Question

A speaks truth in 60% of the cases, while B in 90% of the cases. In what percent of
cases are they likely to contradict each other in stating the same fact? In the cases of
contradiction do you think, the statement of B will carry more weight as he speaks
truth in more number of cases than A?

Answer 1

Let the probability that A and B speak truth be P(A) and P(B) respectively.

Therefore, $P\left(A\right)=\frac{60}{100}=\frac{3}{5}$ and $P\left(B\right)=\frac{90}{100}=\frac{9}{10}$

A and B can contradict in stating a fact when one is speaking the truth and other is not speaking the truth.

Case 1: A is speaking the truth and B is not speaking the truth.

Required probability = $P\left(A\right)\times (1-P(B\left)\right)=\frac{3}{5}\times (1-\frac{9}{10})=\frac{3}{50}$

Case 2: A is not speaking the truth and B is separately the truth.
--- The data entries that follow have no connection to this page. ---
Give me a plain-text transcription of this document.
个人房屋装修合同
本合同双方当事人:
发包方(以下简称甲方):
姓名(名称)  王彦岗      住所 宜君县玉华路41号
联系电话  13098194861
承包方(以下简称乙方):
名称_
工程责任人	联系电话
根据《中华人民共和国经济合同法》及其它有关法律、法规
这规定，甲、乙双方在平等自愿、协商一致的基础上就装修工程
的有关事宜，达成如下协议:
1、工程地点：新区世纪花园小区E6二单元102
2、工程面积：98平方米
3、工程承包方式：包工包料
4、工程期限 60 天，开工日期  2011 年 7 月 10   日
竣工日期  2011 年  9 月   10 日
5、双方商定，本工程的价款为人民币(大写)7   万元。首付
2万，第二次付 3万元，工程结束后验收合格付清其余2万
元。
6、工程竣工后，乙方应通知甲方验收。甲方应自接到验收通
Required Probability = $(1-P(A\left)\right)\times P\left(B\right)=(1-\frac{3}{5})\times \frac{9}{10}=\frac{9}{25}$

Therefore, Percentage of cases in which they are likely to contradict in stating the same fact

=$(\frac{3}{50}+\frac{9}{25})\times 100\%=\left(\frac{3+18}{50}\right)\times 100\%=42\%$

From case 1, it is clear that is not necessary that the statement of B will carry more weight as he speaks truth in more number of cases than A.